If you find out what I've stated is true and you like kayak fishing, then you'll end up selling your P-12 and then go buy a big guy yak and one of the best ones out there for a big guy like yourself is a Malibu X-Factor which at 14' 4" long, 33" wide and with a carrying capacity of 625 pounds, you'll enjoy fishing from it and your cockpit won't have any standing water in it from moderate wave action hitting the yak broadside. Plus, you won't have to plug your scupper holes. My friend weighs 300 pounds and he likes a dry ride with no standing water in the cockpit. He saltwater fishes out in the Gulf of Mexico about 1000 yards off the beach with his unplugged Malibu X-Factor.

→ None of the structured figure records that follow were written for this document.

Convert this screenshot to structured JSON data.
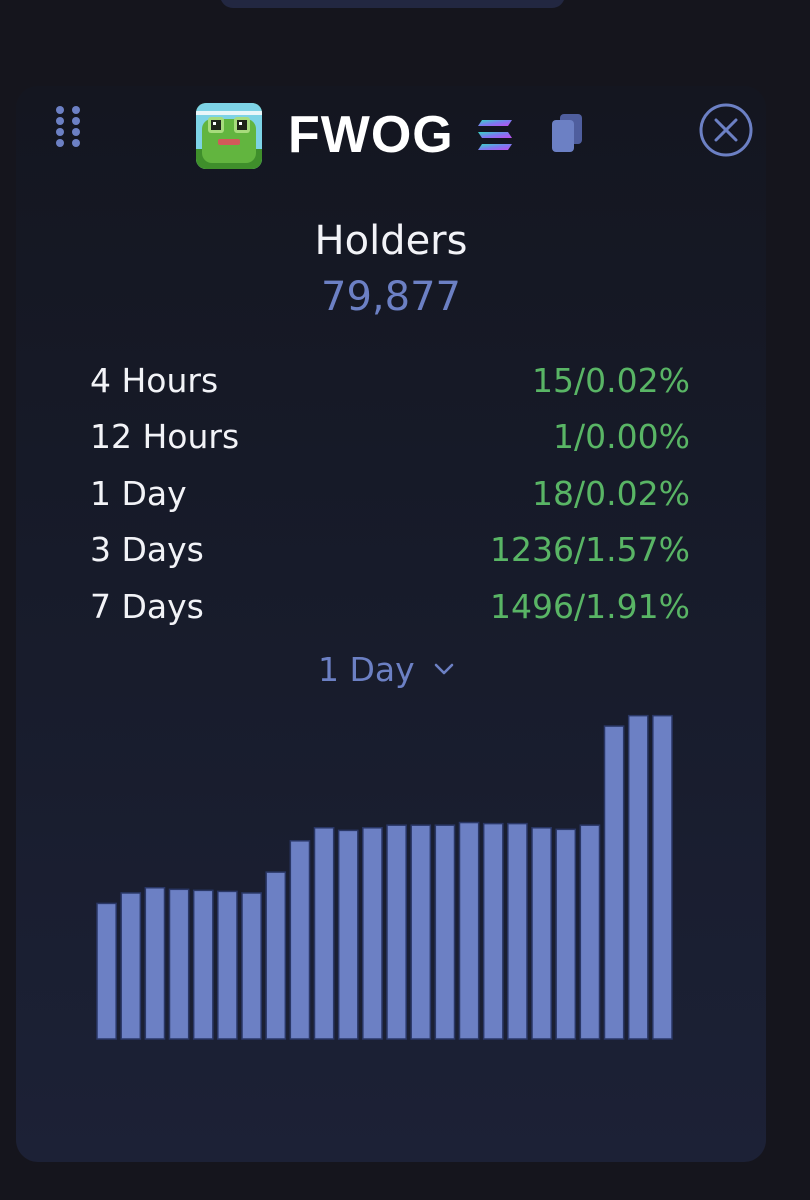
{
  "token": {
    "name": "FWOG",
    "logo_icon": "frog-avatar-icon",
    "chain_icon": "solana-icon",
    "copy_icon": "copy-icon",
    "close_icon": "close-icon",
    "drag_icon": "drag-handle-icon"
  },
  "holders": {
    "label": "Holders",
    "value": "79,877"
  },
  "stats": [
    {
      "label": "4 Hours",
      "count": "15",
      "percent": "0.02%"
    },
    {
      "label": "12 Hours",
      "count": "1",
      "percent": "0.00%"
    },
    {
      "label": "1 Day",
      "count": "18",
      "percent": "0.02%"
    },
    {
      "label": "3 Days",
      "count": "1236",
      "percent": "1.57%"
    },
    {
      "label": "7 Days",
      "count": "1496",
      "percent": "1.91%"
    }
  ],
  "period_selector": {
    "selected": "1 Day",
    "icon": "chevron-down-icon"
  },
  "colors": {
    "accent": "#6c80c4",
    "positive": "#59b565",
    "text": "#f2f3f7",
    "background": "#15151d"
  },
  "chart_data": {
    "type": "bar",
    "values": [
      79859,
      79861,
      79862,
      79861.7,
      79861.5,
      79861.3,
      79861,
      79865,
      79871,
      79873.5,
      79873,
      79873.5,
      79874,
      79874,
      79874,
      79874.5,
      79874.3,
      79874.3,
      79873.5,
      79873.2,
      79874,
      79893,
      79895,
      79895
    ],
    "ylim": [
      79833,
      79898
    ],
    "grid": false,
    "legend": "none"
  }
}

http://www.malibukayaks.com/fishing_kayaks.asp 

Now, I'll go put on my flame retardant suit and wait for the slings and arrows which might come my way.


----------



## Fairwaterfishing (Mar 17, 2009)

Night wing, thankyou thats just the advice I needed, Im going to guy one more. the 10 footer for garrett, the 12 for kim and a fat ass version for me.


----------



## Bonsaifishrman (Mar 17, 2009)

Owning the xfactor 14, I would actually recommend the Stealth 14 because it is the same size, but has more cockpit options that you will enjoy using. You can get these at West Marine and at Outcast tackle. There are probably a few more places around that someone would know about.


----------



## Huff (Jan 17, 2008)

The stealth 14 does great for me. Im not 6 foot but, do have the 250lbs! If you would like to take mine for a spin sometime just let me know!


----------



## Night Wing (May 16, 2011)

Fairwaterfishing,

Where I live in the state of Texas, kayak dealers have "Demo Days". This is where they advertise where you can demo some of the different makes and models of sit on top yaks they sell at a local area lake. 

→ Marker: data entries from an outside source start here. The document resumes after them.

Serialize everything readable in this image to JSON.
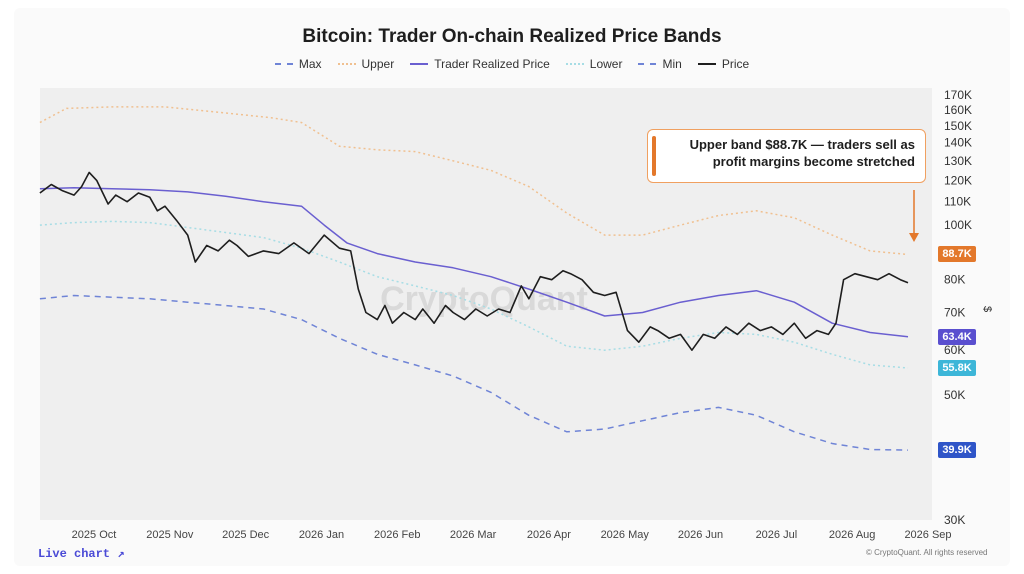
{
  "title": "Bitcoin: Trader On-chain Realized Price Bands",
  "legend": [
    {
      "label": "Max",
      "color": "#6f84d6",
      "style": "dashed"
    },
    {
      "label": "Upper",
      "color": "#f0c090",
      "style": "dotted"
    },
    {
      "label": "Trader Realized Price",
      "color": "#6a5fd0",
      "style": "solid"
    },
    {
      "label": "Lower",
      "color": "#a7dde5",
      "style": "dotted"
    },
    {
      "label": "Min",
      "color": "#6f84d6",
      "style": "dashed"
    },
    {
      "label": "Price",
      "color": "#1e1e1e",
      "style": "solid"
    }
  ],
  "callout": {
    "line1": "Upper band $88.7K — traders sell as",
    "line2": "profit margins become stretched"
  },
  "badges": [
    {
      "label": "88.7K",
      "value": 88700,
      "color": "#e3782b"
    },
    {
      "label": "63.4K",
      "value": 63400,
      "color": "#5a4fcf"
    },
    {
      "label": "55.8K",
      "value": 55800,
      "color": "#3db6d8"
    },
    {
      "label": "39.9K",
      "value": 39900,
      "color": "#2f55c8"
    }
  ],
  "watermark": "CryptoQuant",
  "currency_symbol": "$",
  "footer": {
    "live_chart": "Live chart ↗",
    "copyright": "© CryptoQuant. All rights reserved"
  },
  "chart_data": {
    "type": "line",
    "title": "Bitcoin: Trader On-chain Realized Price Bands",
    "y_scale": "log",
    "ylim": [
      30000,
      175000
    ],
    "y_ticks": [
      {
        "label": "170K",
        "value": 170000
      },
      {
        "label": "160K",
        "value": 160000
      },
      {
        "label": "150K",
        "value": 150000
      },
      {
        "label": "140K",
        "value": 140000
      },
      {
        "label": "130K",
        "value": 130000
      },
      {
        "label": "120K",
        "value": 120000
      },
      {
        "label": "110K",
        "value": 110000
      },
      {
        "label": "100K",
        "value": 100000
      },
      {
        "label": "80K",
        "value": 80000
      },
      {
        "label": "70K",
        "value": 70000
      },
      {
        "label": "60K",
        "value": 60000
      },
      {
        "label": "50K",
        "value": 50000
      },
      {
        "label": "30K",
        "value": 30000
      }
    ],
    "x_ticks": [
      "2025 Oct",
      "2025 Nov",
      "2025 Dec",
      "2026 Jan",
      "2026 Feb",
      "2026 Mar",
      "2026 Apr",
      "2026 May",
      "2026 Jun",
      "2026 Jul",
      "2026 Aug",
      "2026 Sep"
    ],
    "x_range": [
      -0.45,
      11.15
    ],
    "series": [
      {
        "name": "Upper",
        "x": [
          -0.45,
          -0.1,
          0.5,
          1.2,
          2,
          2.6,
          3,
          3.5,
          4,
          4.5,
          5,
          5.5,
          6,
          6.5,
          7,
          7.5,
          8,
          8.5,
          9,
          9.5,
          10,
          10.5,
          11
        ],
        "y": [
          152000,
          161000,
          162000,
          162000,
          158000,
          155000,
          152000,
          138000,
          136000,
          135000,
          130000,
          125000,
          117000,
          105000,
          96000,
          96000,
          100000,
          104000,
          106000,
          103000,
          96000,
          90000,
          88700
        ]
      },
      {
        "name": "Trader Realized Price",
        "x": [
          -0.45,
          0,
          0.5,
          1,
          1.5,
          2,
          2.5,
          3,
          3.3,
          3.6,
          4,
          4.5,
          5,
          5.5,
          6,
          6.5,
          7,
          7.5,
          8,
          8.5,
          9,
          9.5,
          10,
          10.5,
          11
        ],
        "y": [
          116000,
          116500,
          116000,
          115500,
          114500,
          112500,
          110000,
          108000,
          100000,
          93000,
          89000,
          86000,
          84000,
          81000,
          77000,
          73000,
          69000,
          70000,
          73000,
          75000,
          76500,
          73000,
          67000,
          64500,
          63400
        ]
      },
      {
        "name": "Lower",
        "x": [
          -0.45,
          0,
          0.5,
          1,
          1.5,
          2,
          2.5,
          3,
          3.5,
          4,
          4.5,
          5,
          5.5,
          6,
          6.5,
          7,
          7.5,
          8,
          8.5,
          9,
          9.5,
          10,
          10.5,
          11
        ],
        "y": [
          100000,
          101000,
          101500,
          101000,
          99000,
          97000,
          95000,
          91000,
          86000,
          81000,
          78000,
          75000,
          71000,
          66000,
          61000,
          60000,
          61000,
          63000,
          64500,
          64000,
          62000,
          59000,
          56500,
          55800
        ]
      },
      {
        "name": "Min",
        "x": [
          -0.45,
          0,
          0.5,
          1,
          1.5,
          2,
          2.5,
          3,
          3.5,
          4,
          4.5,
          5,
          5.5,
          6,
          6.5,
          7,
          7.5,
          8,
          8.5,
          9,
          9.5,
          10,
          10.5,
          11
        ],
        "y": [
          74000,
          75000,
          74500,
          74000,
          73000,
          72000,
          71000,
          68000,
          63000,
          59000,
          56500,
          54000,
          50500,
          46000,
          43000,
          43500,
          45000,
          46500,
          47500,
          46000,
          43000,
          41000,
          40000,
          39900
        ]
      },
      {
        "name": "Price",
        "x": [
          -0.45,
          -0.3,
          -0.15,
          0,
          0.1,
          0.2,
          0.3,
          0.45,
          0.55,
          0.7,
          0.85,
          1,
          1.1,
          1.2,
          1.35,
          1.5,
          1.6,
          1.75,
          1.9,
          2.05,
          2.15,
          2.3,
          2.5,
          2.7,
          2.9,
          3.1,
          3.3,
          3.5,
          3.65,
          3.75,
          3.85,
          4.0,
          4.1,
          4.2,
          4.35,
          4.5,
          4.6,
          4.75,
          4.9,
          5.0,
          5.15,
          5.3,
          5.45,
          5.6,
          5.75,
          5.9,
          6.0,
          6.15,
          6.3,
          6.45,
          6.55,
          6.7,
          6.85,
          7.0,
          7.15,
          7.3,
          7.45,
          7.6,
          7.7,
          7.85,
          8.0,
          8.15,
          8.3,
          8.45,
          8.6,
          8.75,
          8.9,
          9.05,
          9.2,
          9.35,
          9.5,
          9.65,
          9.8,
          9.95,
          10.05,
          10.15,
          10.3,
          10.45,
          10.6,
          10.75,
          10.9,
          11.0
        ],
        "y": [
          114000,
          118000,
          115000,
          113000,
          117000,
          124000,
          120000,
          109000,
          113000,
          110000,
          114000,
          112000,
          106000,
          108000,
          102000,
          96000,
          86000,
          92000,
          90000,
          94000,
          92000,
          88000,
          90000,
          89000,
          93000,
          89000,
          96000,
          91000,
          90000,
          77000,
          70000,
          68000,
          72000,
          67000,
          70000,
          68000,
          71000,
          67000,
          72000,
          70000,
          68000,
          71000,
          69000,
          71000,
          70000,
          78000,
          74000,
          81000,
          80000,
          83000,
          82000,
          80000,
          76000,
          75000,
          76000,
          65000,
          62000,
          66000,
          65000,
          63000,
          64000,
          60000,
          64000,
          63000,
          66000,
          64000,
          67000,
          65000,
          66000,
          64000,
          67000,
          63000,
          65000,
          64000,
          67000,
          80000,
          82000,
          81000,
          80000,
          82000,
          80000,
          79000
        ]
      }
    ]
  }
}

People show up, sign a liability waiver, put on a PFD and then demo paddle a few different models of the yaks being displayed. This keeps one from buying a yak they've never paddled and then finding out they made the wrong choice with their hard earned money.

If none of the kayak dealers in your area offer a "Demo Day", then see if one or more of the dealers carry some of the models being spoken on here where you can rent one for a half or full day. This way, you'll find the kayak which best suits your needs and maybe wants. 

Keep this in mind. There is no perfect yak. At my physical weight of 160 pounds; my Ocean Kayak "SPTW" (Scupper Pro TW) yak is best suited for me when paddling/fishing lakes, wide rivers, saltwater marshes, saltwater flats, bays and offshore. It's not suited for streams, small rivers and creeks.


----------



## Fairwaterfishing (Mar 17, 2009)

Searched the local west marines and found the Malibu X-Factor here in orange beach so I went ahead and bought that one. Its the x13 pretty good price too I have port supply there so it cost me $807. I went a little over on the price of the 3 yaks but with paddles and anchors and a few other things I spent $2200 on the 3. I have never went under budget when it comes to me buying boats so the little extra money is fine. Have yet to test drive due to the weather but I will soon. Thanks again for all the info.


----------



## Yaksquatch (Mar 23, 2009)

Great to hear! Looking forward to reports and pictures!

Good luck out there,
Alex


----------